Soil organic carbon (SOC) in cropland is a critical component of the global carbon cycle, representing the most dynamic segment of the carbon pool, and is vital to addressing both “dual-carbon” goals and food security challenges. However, the current research on SOC in China's croplands has limitations in timeliness, continuity, and accuracy. This study constructed a machine learning model to assess the spatial–temporal distribution and changes of cropland SOC across China. It maps the annual distribution of cropland SOC in China over the past four decades (1980–2020), leveraging data from 2399 cropland sampling points collected from the second soil census of China and the integration of multi-platforms combined with 22 environmental excoriates.
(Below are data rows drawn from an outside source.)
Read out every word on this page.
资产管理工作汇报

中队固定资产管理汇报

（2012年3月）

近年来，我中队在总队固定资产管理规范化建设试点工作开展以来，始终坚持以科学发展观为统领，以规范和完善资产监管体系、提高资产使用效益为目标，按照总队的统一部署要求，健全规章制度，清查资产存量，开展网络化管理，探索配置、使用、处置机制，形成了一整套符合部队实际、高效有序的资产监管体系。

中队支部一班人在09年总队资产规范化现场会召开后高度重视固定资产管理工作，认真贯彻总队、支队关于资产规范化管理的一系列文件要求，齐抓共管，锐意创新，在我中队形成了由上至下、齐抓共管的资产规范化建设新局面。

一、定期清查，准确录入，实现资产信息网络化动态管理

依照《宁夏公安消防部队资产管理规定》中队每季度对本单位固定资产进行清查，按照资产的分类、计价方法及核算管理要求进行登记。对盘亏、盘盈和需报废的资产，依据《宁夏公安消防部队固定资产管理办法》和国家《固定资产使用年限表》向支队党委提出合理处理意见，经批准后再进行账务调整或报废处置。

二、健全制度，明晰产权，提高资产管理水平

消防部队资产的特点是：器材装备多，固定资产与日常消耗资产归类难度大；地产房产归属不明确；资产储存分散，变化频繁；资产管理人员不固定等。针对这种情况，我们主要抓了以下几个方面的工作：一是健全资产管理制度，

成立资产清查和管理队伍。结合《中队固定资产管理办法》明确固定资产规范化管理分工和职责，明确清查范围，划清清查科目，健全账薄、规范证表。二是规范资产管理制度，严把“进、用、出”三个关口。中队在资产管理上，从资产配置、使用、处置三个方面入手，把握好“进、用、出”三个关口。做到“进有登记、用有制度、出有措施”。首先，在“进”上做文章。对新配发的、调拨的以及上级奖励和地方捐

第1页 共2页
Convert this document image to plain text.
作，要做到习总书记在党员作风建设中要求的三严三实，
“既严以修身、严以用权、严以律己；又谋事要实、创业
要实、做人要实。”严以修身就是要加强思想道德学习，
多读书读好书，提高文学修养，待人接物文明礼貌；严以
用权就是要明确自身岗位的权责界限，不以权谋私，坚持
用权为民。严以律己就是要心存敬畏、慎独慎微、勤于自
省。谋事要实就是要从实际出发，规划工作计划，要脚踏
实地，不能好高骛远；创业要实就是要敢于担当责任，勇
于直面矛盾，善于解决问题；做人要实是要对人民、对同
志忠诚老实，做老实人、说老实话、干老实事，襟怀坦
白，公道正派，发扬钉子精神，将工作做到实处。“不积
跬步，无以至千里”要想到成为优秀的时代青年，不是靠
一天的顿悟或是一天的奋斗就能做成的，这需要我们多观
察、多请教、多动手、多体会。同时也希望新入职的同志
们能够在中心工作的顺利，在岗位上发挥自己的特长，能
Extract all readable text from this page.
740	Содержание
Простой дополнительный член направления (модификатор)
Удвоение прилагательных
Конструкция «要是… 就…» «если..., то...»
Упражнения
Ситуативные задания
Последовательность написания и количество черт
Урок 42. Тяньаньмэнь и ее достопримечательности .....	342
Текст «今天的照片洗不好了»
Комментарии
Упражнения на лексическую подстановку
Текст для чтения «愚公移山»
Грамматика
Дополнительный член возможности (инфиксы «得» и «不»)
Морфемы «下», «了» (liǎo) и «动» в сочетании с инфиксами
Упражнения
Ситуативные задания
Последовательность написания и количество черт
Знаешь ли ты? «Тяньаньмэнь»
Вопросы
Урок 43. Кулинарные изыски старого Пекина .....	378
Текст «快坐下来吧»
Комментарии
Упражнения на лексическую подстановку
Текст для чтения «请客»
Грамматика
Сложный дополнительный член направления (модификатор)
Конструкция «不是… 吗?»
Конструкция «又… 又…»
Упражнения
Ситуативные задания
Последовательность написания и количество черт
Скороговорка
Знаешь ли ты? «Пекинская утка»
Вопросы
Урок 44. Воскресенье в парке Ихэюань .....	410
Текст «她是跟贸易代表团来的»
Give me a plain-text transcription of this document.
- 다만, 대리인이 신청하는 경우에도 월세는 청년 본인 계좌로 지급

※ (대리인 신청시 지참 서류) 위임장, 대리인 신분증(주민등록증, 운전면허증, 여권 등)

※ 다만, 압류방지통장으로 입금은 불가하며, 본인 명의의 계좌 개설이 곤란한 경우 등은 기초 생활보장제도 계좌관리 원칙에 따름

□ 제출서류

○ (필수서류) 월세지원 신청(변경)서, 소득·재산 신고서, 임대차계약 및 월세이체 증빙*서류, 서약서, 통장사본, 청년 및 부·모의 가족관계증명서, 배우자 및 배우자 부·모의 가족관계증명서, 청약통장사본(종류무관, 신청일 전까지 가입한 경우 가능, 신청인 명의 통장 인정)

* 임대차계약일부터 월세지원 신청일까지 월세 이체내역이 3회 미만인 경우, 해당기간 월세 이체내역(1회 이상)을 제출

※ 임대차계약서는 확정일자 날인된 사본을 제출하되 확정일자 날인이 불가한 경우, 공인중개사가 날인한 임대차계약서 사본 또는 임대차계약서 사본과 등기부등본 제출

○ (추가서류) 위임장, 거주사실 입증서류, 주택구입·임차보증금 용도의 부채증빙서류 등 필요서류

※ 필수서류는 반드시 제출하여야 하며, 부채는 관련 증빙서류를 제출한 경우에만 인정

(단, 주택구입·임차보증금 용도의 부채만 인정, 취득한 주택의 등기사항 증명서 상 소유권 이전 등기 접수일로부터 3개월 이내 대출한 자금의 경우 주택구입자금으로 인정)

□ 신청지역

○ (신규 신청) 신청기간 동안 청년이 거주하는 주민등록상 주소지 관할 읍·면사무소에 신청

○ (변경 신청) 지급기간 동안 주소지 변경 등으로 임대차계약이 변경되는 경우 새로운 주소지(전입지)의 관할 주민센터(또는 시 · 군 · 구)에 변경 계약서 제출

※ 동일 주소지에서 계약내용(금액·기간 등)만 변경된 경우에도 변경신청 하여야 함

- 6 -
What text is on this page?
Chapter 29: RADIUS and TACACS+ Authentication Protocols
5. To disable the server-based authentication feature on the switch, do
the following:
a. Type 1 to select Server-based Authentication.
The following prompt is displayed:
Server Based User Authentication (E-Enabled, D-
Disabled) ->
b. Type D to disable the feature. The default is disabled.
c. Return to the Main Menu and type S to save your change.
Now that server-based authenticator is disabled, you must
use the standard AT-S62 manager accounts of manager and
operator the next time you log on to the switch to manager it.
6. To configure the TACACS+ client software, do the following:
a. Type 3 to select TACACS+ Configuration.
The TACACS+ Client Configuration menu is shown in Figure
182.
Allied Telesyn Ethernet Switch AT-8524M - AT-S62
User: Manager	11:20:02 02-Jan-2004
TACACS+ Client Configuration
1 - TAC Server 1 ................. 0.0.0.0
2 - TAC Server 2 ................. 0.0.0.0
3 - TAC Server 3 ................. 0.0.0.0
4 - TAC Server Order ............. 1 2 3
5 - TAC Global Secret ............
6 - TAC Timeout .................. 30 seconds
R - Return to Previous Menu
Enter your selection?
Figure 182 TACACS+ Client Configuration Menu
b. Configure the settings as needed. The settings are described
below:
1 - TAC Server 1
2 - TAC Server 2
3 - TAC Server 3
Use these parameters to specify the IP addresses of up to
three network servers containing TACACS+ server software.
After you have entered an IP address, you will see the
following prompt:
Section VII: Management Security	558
The model's accuracy (r = 0.82) could meet the needs of the analysis and perform reliably in predicting cropland SOC across China, with high uncertainty only in some areas, such as the northeast. The study reveals that while there have been fluctuations in SOC stocks in China's croplands over the years, the overall trend has been upward, increasing at a rate of 0.012 Pg C y⁻¹, and generally functions as carbon sinks. Furthermore, the Shapley additive explanations indicate that temperature strongly correlates with SOC in croplands, followed by precipitation and topography. The outcomes of this research provide essential data support for formulating policies on cropland protection, land degradation, and carbon peak strategies in China.